Investors’ Interests
Financial professionals must have a legal obligation to put
the interests of their customers first when they offer retirement advice,
according to David Certner, AARP’s legislative policy director. “The reference
to termites is to suggest that small, less noticeable losses over time can be
as devastating in the long run as one large loss in time,” he tells
PLANADVISER. “In either case, retirement security can be put at great risk.”
Campbell calls the data cited in the White House memo
entirely one-sided and says it ignores the reality that there is a tremendous
cost that comes from participants getting no advice at all.
Another thorn is the prohibited transactions that could result from a strengthened fiduciary rule.

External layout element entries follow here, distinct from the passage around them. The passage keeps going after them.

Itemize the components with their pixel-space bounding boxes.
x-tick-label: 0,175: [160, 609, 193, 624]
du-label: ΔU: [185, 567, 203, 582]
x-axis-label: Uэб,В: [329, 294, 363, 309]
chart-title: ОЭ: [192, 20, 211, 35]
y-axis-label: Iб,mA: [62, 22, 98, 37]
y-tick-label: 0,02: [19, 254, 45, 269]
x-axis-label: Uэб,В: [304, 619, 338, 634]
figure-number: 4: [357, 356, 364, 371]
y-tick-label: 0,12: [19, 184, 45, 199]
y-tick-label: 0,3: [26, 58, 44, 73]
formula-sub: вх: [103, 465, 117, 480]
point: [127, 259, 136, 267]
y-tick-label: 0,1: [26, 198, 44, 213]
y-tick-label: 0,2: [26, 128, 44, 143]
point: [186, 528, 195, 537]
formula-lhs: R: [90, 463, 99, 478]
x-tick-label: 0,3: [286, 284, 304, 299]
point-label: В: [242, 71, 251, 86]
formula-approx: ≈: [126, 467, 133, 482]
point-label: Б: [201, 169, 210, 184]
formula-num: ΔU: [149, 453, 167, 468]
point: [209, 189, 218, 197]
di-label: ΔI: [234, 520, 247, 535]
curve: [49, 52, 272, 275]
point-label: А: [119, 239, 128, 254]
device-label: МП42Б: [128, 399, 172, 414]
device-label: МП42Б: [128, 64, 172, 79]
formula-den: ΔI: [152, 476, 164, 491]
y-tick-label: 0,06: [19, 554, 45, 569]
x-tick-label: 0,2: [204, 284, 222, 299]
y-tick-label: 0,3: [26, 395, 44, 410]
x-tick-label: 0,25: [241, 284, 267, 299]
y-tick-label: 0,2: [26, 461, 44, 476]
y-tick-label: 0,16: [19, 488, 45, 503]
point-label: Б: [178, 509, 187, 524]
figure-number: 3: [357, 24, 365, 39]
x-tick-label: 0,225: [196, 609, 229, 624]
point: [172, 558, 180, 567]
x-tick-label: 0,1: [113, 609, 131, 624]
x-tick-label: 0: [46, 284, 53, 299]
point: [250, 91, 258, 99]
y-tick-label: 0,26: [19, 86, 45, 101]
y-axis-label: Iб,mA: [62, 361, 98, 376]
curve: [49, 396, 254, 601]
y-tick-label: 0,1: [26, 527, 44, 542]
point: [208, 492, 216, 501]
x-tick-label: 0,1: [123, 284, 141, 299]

Dimitriou says NAPA’s primary issue is that as originally written, the
fiduciary redefinition would in fact “hurt those they are trying to protect by
creating a prohibited transaction if an adviser or provider works with the
participant on a rollover or distribution.”
Dimitriou points out that the plan adviser and provider is
often the only investment professional the participant knows. “This rule would
force [participants] to work with outsiders who are not even required to
disclose the fees within the plan for comparative purposes,” he says. “The
rules would actually inhibit fair competition.”
According to Campbell, prohibited transaction rules prevent
most participants from getting any type of advice, because the advisers are
“conflicted” out of providing it. “The reality is, you have a predecessor in
ERISA [the Employee Retirement Income Security Act] that makes it difficult for
participants to get advice,” he says.
One solution could be creating a new list of exemptions for prohibited
transactions. Campbell says regulations could outline specific procedures for
doing rollovers and giving advice in ways that protect workers’ interests. At
the same time, the procedures would protect their need for advice and give
advisers a viable way of delivering advice.
Doing the Right Thing
Another way of categorizing the conflict between the two
sides, Campbell says, is making “the perfect” the enemy of “the good.” In other
words, he explains, some aspects of the fiduciary standard make it much more
difficult to do the right thing. “Because [the adviser has] been vetted by the
plan, you may not be able to do this work,” he says. “It doesn’t seem like the
right outcome. It’s bizarre. ERISA is hyper-protective, and the prohibited
transaction rules are extraordinarily broad. We’re so concerned about people taking
advice that we make it difficult to do some routine things that are very
important.”
“We should be able to mitigate conflict enough to provide
real, valuable services,” Campbell says. “If we take the view these conflicts
can’t be mitigated—that they must be eliminated altogether—it results in the
systems we have now. No advice at all for participants.”
Eric Droblyen, president and chief operating officer of
Employee Fiduciary, a 401(k) plan provider in the small and midsize market,
says some in the industry may be interpreting the website as taking a default
position that advisers are bad and are only going to take from the system, and
take from participants.
“I think that is a gross mischaracterization,”
Droblyen says “Wall Street banks, brokers, mutual funds, and insurance agents
are mentioned in the website, while investment advisers are not.I think that’s an important point.Investment advisers are already fiduciaries. If
you subject all financial advisers to the fiduciary rule, you’re not necessarily
going to increase costs. Investment advisers prove that point today.”
The notion that financial advisers provide no value is
ludicrous on its face, Campbell says, and most people, if they are honest, will
say they have no real understanding of dollar-cost averaging, or the value of
diversification or how to manage 401(k) assets. “People make tremendously
costly mistakes without advice,” he says “Is it true that there are people who
take advantage? Of course. The question is, is that regulatory structure there
to actually facilitate advice, or to prevent advice from being provided?”